I’m proud of this achievement and the website closely matches my original intention.

I think it gives me a very strong platform from which to build my photographic practice.

Very positive feedback was received from Amy Simmons, MC Saatchi, regarding the treatment I prepared (see Receiving Treatment). In summary, she felt that all the information contained in the treatment was correct with a nice level of detail.

Moving forward, Simmonds suggested that images which provide inspiration for one aspect of an image are placed together in one separate section, with a separate section being included in the treatment for each aspect, e.g. images relating to lighting, texture or background.

Additionally, images which are included for positional illustration should be labelled as such. Positional illustrations being favoured over mock-ups, the latter possibly placing a constraint on creativity by preventing the opportunity to experiment with different arrangements during the shoot.

Again, another achievement to feel positive about.

Week 14 – w/c Monday 15 January 2018

Results!

The effort has paid off.

I am very pleased with the results for the assignments submitted 15 December 2017.

These results build very nicely on earlier marks.

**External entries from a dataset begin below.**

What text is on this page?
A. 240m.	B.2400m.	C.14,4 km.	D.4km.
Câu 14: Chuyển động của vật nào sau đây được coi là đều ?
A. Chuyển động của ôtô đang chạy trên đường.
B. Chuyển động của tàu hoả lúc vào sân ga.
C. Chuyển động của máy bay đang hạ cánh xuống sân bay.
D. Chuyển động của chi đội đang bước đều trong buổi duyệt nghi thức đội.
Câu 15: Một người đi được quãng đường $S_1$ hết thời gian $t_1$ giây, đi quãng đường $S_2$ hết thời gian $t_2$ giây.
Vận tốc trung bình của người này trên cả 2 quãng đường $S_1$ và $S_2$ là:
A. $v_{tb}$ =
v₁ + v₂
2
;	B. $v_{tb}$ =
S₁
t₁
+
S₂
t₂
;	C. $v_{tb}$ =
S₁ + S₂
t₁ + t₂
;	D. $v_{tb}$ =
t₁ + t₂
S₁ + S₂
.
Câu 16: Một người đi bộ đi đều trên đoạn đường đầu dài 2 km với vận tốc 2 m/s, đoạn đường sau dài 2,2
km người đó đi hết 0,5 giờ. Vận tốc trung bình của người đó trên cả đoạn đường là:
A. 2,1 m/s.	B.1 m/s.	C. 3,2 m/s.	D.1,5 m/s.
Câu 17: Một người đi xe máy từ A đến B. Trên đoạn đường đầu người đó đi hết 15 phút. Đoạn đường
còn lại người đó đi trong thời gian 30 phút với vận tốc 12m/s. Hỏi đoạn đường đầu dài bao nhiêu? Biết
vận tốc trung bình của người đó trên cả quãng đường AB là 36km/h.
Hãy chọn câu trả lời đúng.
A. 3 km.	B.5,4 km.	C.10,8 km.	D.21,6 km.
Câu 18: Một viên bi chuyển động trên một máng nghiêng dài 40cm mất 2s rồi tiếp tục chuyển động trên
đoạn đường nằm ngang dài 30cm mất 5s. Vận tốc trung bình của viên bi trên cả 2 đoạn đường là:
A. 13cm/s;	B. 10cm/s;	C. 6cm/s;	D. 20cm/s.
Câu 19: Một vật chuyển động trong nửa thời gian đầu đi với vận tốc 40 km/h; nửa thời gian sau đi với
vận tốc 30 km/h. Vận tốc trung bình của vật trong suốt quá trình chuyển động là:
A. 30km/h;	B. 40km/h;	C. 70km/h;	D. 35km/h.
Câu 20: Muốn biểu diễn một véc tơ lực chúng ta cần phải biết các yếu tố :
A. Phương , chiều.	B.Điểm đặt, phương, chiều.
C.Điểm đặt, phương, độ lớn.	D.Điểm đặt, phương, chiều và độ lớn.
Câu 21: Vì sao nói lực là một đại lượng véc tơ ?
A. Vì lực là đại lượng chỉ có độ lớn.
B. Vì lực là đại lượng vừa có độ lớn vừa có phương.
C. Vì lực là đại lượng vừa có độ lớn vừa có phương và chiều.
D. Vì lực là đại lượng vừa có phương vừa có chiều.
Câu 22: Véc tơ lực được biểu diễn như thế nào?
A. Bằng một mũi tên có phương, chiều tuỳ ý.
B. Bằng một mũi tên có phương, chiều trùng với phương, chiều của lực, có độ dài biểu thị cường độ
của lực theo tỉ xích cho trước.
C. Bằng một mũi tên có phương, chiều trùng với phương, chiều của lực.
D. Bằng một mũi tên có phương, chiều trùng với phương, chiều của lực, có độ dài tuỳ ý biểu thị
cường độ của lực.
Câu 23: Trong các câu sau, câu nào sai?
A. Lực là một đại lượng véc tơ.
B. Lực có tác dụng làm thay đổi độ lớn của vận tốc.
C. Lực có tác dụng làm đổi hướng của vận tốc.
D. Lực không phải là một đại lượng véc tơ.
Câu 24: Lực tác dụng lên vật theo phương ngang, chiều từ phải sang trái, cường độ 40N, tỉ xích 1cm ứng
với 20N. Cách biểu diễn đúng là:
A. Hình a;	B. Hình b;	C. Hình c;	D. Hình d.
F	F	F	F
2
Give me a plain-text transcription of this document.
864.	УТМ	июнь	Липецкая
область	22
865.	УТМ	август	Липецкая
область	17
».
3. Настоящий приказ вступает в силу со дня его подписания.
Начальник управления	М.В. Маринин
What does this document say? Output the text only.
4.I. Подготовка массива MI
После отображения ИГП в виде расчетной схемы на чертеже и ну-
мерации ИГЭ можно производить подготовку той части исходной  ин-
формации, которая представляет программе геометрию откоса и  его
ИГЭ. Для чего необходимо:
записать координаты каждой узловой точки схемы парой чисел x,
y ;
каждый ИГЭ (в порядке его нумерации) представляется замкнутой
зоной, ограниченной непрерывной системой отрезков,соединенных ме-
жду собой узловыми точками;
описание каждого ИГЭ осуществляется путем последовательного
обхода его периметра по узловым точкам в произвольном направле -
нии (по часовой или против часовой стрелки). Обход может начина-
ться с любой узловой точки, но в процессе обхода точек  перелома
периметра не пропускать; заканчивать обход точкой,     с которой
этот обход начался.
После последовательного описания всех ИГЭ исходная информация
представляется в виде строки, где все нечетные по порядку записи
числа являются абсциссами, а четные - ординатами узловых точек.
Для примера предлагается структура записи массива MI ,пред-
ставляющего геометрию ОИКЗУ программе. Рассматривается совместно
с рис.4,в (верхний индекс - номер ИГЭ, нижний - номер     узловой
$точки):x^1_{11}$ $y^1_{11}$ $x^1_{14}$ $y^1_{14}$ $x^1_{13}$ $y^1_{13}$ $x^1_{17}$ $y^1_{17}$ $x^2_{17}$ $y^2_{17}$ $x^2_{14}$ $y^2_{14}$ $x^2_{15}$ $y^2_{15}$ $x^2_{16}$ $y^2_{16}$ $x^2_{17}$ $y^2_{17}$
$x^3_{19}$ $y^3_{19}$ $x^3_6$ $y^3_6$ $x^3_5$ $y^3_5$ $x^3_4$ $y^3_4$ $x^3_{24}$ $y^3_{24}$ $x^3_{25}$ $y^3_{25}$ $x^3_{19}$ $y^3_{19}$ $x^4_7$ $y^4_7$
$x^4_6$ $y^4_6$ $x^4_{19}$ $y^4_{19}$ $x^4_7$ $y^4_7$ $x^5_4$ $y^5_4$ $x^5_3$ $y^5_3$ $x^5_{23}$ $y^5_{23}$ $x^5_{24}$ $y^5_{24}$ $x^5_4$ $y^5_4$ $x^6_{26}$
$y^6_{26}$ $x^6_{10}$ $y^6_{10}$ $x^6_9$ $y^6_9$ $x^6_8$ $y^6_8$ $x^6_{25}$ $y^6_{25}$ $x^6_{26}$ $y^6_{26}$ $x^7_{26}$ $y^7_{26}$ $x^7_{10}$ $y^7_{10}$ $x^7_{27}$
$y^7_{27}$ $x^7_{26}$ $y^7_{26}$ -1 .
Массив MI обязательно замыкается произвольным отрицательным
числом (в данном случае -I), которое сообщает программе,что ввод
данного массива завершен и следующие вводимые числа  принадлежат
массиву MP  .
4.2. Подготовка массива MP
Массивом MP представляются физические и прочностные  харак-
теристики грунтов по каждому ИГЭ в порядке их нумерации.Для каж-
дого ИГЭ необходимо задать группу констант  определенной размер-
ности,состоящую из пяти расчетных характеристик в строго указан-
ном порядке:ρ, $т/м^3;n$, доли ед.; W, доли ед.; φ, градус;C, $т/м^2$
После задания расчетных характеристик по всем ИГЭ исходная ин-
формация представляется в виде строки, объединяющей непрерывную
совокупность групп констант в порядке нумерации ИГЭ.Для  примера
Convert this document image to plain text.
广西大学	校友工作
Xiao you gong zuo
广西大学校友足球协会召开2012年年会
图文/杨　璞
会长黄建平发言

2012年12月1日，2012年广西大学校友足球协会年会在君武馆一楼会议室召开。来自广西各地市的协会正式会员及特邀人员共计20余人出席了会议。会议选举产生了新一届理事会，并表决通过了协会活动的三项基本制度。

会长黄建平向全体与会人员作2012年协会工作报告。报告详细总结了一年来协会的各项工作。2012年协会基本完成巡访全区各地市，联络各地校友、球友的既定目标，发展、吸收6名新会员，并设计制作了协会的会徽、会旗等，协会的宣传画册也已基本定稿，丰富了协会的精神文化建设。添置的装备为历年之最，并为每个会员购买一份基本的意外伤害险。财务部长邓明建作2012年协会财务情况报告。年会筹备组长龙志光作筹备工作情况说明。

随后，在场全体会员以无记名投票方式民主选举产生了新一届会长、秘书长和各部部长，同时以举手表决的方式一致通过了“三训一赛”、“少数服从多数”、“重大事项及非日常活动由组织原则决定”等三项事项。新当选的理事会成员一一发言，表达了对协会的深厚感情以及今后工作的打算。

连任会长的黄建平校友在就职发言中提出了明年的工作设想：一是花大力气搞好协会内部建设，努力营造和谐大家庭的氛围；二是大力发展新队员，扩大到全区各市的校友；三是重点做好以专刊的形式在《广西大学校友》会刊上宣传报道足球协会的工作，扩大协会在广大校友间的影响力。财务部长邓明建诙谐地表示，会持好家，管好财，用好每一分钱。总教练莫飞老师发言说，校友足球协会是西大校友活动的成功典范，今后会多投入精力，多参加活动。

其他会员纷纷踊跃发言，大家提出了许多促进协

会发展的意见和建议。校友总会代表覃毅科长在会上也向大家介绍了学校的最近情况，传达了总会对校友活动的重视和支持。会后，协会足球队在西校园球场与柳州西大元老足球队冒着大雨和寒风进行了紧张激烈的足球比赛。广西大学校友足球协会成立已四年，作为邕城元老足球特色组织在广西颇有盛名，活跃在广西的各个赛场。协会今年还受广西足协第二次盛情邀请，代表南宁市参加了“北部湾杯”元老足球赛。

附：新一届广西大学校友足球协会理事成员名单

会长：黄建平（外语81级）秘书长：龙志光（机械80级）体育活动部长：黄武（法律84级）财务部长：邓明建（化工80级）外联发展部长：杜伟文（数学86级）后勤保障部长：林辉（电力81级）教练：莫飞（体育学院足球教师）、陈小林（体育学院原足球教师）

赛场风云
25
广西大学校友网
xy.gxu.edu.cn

Looking back 12 months and there is a marked difference in the feedback provided by the academic staff – last year I was a mess, floundering.

I am looking forward to working on my final major project.

With regard to my project, the Christmas break was an opportunity to evaluate both concept and plans.

The result was a major rethink – the theme for my final major has changed quite significantly.

Initially, it was the intention to explore alcohol dependency. I think there is a lot of mileage in this theme as a project.

To be honest, the concept met with mixed reactions, but most were negative.

My revised plan is to explore what happens when our relationship with food becomes unhealthy – in this looking at anorexia.

Week 15 – w/c Monday 22 January 2018

Rejection is part of being a photographer – fact.

Nevertheless, it can be a very bitter pill to swallow.

There have been a lot of positives in recent weeks – positives that I can continue to build on. I don’t know if that made a rejection this week harder to accept.

Is it a major rejection? No, not by any means – but it still got under my skin.

Inspiration can come in many forms, and from many different areas.

‘Let me tell you something you already know. The world ain’t all sunshine and rainbows. It’s a very mean and nasty place and I don’t care how tough you are, it will beat you to your knees and keep you there permanently if you let it. You, me or nobody is going to hit as hard as life. But it ain’t about how hard you hit, it’s about how hard you can get hit and keep moving forward. How much you can take and keep moving forward. That’s how winning is done.’

– Rocky Balboa

I don’t need to beat anyone else. I just need to conquer myself. Then, and only then, I will have beaten everything.

A very productive week, focussing on project planning. There is clearly a long way to go, the project is deliverable at the end of August, but I feel that the concept is quite developed.